Fintech Update, 4/1-4/7
April 1-7, 2017
Leading Off
The battle for MoneyGram has sparked a lobbying war in Washington, D.C., that promises to test the new administration’s willingness to accept Chinese investment in American companies; JPMorgan reportedly invested $600 million in fintech last year; over 200,000 retail stores in Japan will begin accepting bitcoin this summer; former LendingClub CEO Renaud Laplanche raised $60 million for his new venture; and online lender Elevate Credit IPO’d on the NYSE.
In the News This Week...
Battle for MoneyGram reaches Washington. The fight to acquire the international payments firm, between China’s Ant Financial and Kansas-based Euronet, has “sparked a lobbying war [that will] test the Trump administration’s view of Chinese investment in the U.S.” Euronet has argued that an Ant acquisition “would present national security risks,” and both firms “have been working the administration and Capitol Hill . . . engaging experienced lobbyists and [PR] firms.

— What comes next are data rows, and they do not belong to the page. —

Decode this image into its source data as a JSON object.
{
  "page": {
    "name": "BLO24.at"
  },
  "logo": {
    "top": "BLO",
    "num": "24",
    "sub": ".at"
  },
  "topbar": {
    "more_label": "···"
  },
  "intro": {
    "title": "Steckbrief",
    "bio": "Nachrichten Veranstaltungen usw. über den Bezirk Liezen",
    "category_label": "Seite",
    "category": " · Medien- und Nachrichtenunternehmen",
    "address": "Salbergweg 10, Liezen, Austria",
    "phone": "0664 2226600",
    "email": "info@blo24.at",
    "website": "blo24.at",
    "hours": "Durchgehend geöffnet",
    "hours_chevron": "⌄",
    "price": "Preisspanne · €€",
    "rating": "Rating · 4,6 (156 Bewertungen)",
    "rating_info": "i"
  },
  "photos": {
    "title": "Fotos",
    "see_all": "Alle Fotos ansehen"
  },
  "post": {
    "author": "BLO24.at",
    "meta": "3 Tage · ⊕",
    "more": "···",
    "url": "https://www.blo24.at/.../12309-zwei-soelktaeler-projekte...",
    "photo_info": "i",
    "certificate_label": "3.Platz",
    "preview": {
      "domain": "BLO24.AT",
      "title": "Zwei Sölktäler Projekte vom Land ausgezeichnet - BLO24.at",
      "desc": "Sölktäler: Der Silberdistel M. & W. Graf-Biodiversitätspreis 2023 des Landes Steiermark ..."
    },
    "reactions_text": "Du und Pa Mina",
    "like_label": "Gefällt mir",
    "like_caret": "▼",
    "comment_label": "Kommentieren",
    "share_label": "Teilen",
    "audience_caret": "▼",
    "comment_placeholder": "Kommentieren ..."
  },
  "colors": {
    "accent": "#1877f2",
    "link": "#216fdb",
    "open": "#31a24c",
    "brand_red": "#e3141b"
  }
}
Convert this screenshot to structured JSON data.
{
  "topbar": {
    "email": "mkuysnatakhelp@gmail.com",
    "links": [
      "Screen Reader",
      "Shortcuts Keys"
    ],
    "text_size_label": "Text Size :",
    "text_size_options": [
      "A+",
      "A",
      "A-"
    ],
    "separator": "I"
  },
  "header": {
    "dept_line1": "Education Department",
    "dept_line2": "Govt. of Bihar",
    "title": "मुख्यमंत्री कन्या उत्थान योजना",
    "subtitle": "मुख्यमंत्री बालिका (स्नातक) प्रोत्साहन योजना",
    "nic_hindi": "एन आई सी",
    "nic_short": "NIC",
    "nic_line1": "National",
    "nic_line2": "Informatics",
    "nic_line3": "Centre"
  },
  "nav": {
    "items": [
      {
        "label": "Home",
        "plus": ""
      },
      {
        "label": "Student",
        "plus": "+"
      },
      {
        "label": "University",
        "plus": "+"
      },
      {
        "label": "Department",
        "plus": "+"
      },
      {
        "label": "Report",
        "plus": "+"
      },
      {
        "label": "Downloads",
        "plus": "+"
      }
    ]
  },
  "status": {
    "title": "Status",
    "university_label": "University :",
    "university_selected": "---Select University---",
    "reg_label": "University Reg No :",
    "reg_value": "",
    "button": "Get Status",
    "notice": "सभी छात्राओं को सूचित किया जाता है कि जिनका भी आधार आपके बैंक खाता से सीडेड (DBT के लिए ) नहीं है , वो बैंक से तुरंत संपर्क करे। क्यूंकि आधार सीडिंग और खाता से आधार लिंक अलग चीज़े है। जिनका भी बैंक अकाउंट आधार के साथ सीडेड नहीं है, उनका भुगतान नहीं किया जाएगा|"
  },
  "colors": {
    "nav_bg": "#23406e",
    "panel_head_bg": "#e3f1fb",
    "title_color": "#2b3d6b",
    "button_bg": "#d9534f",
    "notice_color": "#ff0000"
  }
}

JPMorgan spent ~$600M on fintech in 2016. In a letter to shareholders, JPMorgan Chase CEO Jamie Dimon wrote that the bank invested about $600 million in “emerging fintech solutions” last year. The bank engaged in several partnerships with fintech firms in that time, and Dimon suggested that “interesting developments” are on the way “as we integrate our capabilities.
260,000 Japanese stores to accept bitcoin. Following the Japanese Financial Services Authority’s approval of bitcoin as an official method of payment last week, several major Japanese retailers announced that they would launch digital currency pilot programs in stores across the country beginning this summer.

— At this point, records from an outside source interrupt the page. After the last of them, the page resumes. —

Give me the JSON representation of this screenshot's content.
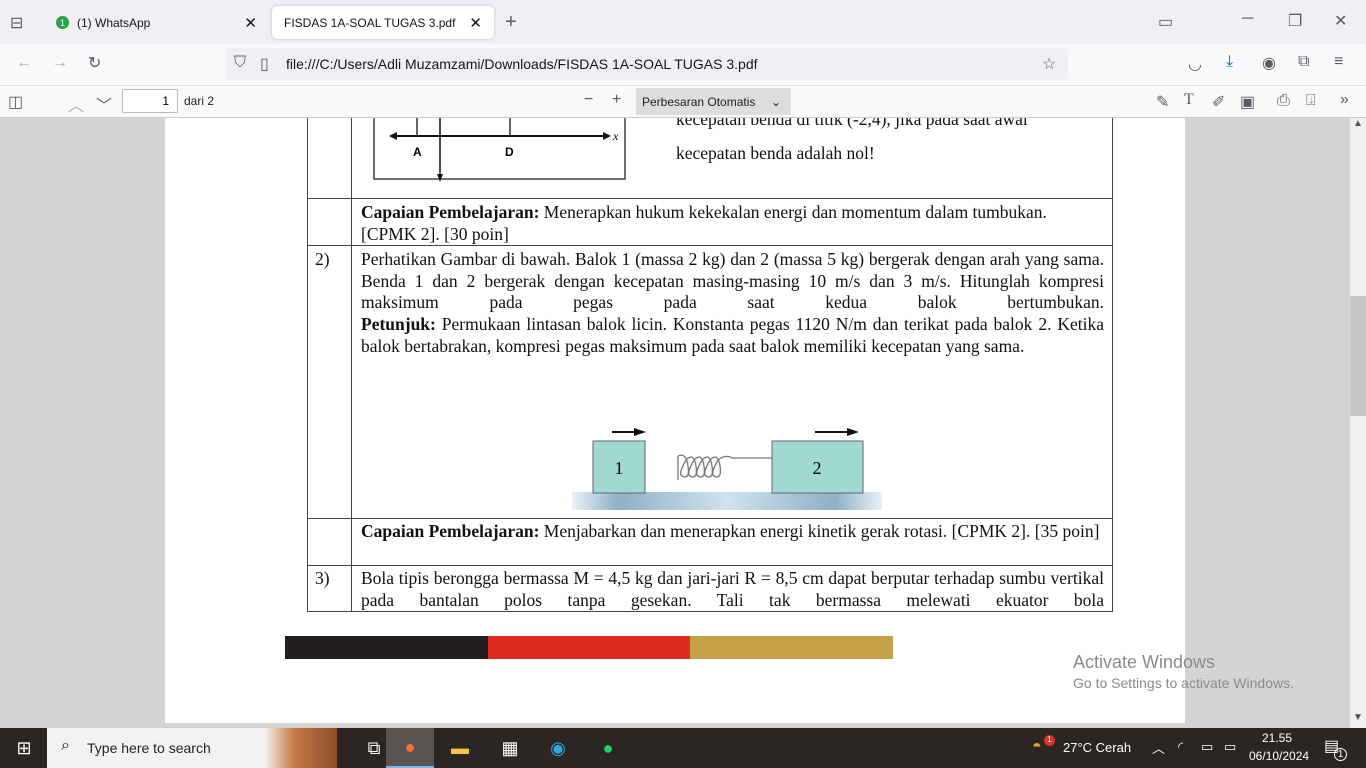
{
  "browser": {
    "tabs": [
      {
        "label": "(1) WhatsApp",
        "badge": "1"
      },
      {
        "label": "FISDAS 1A-SOAL TUGAS 3.pdf"
      }
    ],
    "url": "file:///C:/Users/Adli Muzamzami/Downloads/FISDAS 1A-SOAL TUGAS 3.pdf"
  },
  "pdf_toolbar": {
    "page": "1",
    "page_of": "dari 2",
    "zoom": "Perbesaran Otomatis"
  },
  "document": {
    "fig_top": {
      "axis_x": "x",
      "label_a": "A",
      "label_d": "D"
    },
    "row0_text1": "kecepatan benda di titik (-2,4), jika pada saat awal",
    "row0_text2": "kecepatan benda adalah nol!",
    "cp1_bold": "Capaian Pembelajaran:",
    "cp1_text": " Menerapkan hukum kekekalan energi dan momentum dalam tumbukan. [CPMK 2]. [30 poin]",
    "q2_num": "2)",
    "q2_text": "Perhatikan Gambar di bawah. Balok 1 (massa 2 kg) dan 2 (massa 5 kg) bergerak dengan arah yang sama. Benda 1 dan 2 bergerak dengan kecepatan masing-masing 10 m/s dan 3 m/s. Hitunglah kompresi maksimum pada pegas pada saat kedua balok bertumbukan.",
    "q2_hint_bold": "Petunjuk:",
    "q2_hint": " Permukaan lintasan balok licin. Konstanta pegas 1120 N/m dan terikat pada balok 2. Ketika balok bertabrakan, kompresi pegas maksimum pada saat balok memiliki kecepatan yang sama.",
    "block1": "1",
    "block2": "2",
    "cp2_bold": "Capaian Pembelajaran:",
    "cp2_text": " Menjabarkan dan menerapkan energi kinetik gerak rotasi. [CPMK 2]. [35 poin]",
    "q3_num": "3)",
    "q3_text": "Bola tipis berongga bermassa M = 4,5 kg dan jari-jari R = 8,5 cm dapat berputar terhadap sumbu vertikal pada bantalan polos tanpa gesekan. Tali tak bermassa melewati ekuator bola",
    "stripe_colors": [
      "#231f20",
      "#dc2a1f",
      "#c4a044"
    ]
  },
  "watermark": {
    "title": "Activate Windows",
    "subtitle": "Go to Settings to activate Windows."
  },
  "taskbar": {
    "search_placeholder": "Type here to search",
    "weather": "27°C  Cerah",
    "weather_badge": "1",
    "time": "21.55",
    "date": "06/10/2024",
    "notif_count": "1"
  }
}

Ex-LendingClub CEO’s new venture raises $60M. LendingClub founder Renaud Laplanche, ousted by the board in 2016 following a loan-selling scandal, raised $60 million in Series A financing for his new consumer lending platform, Upgrade. The round was led by several prominent Silicon Valley VCs.
Elevate debuts on the NYSE. Online lender Elevate Credit went public on the New York Stock Exchange after postponing its IPO for a year. Shares were priced at $6.50 and closed at $7.76, up 19% but “still well below the expected range of $12 to $14.” CEO Ken Rees reported optimism about Elevate’s future, despite the financial and regulatory challenges facing online lenders.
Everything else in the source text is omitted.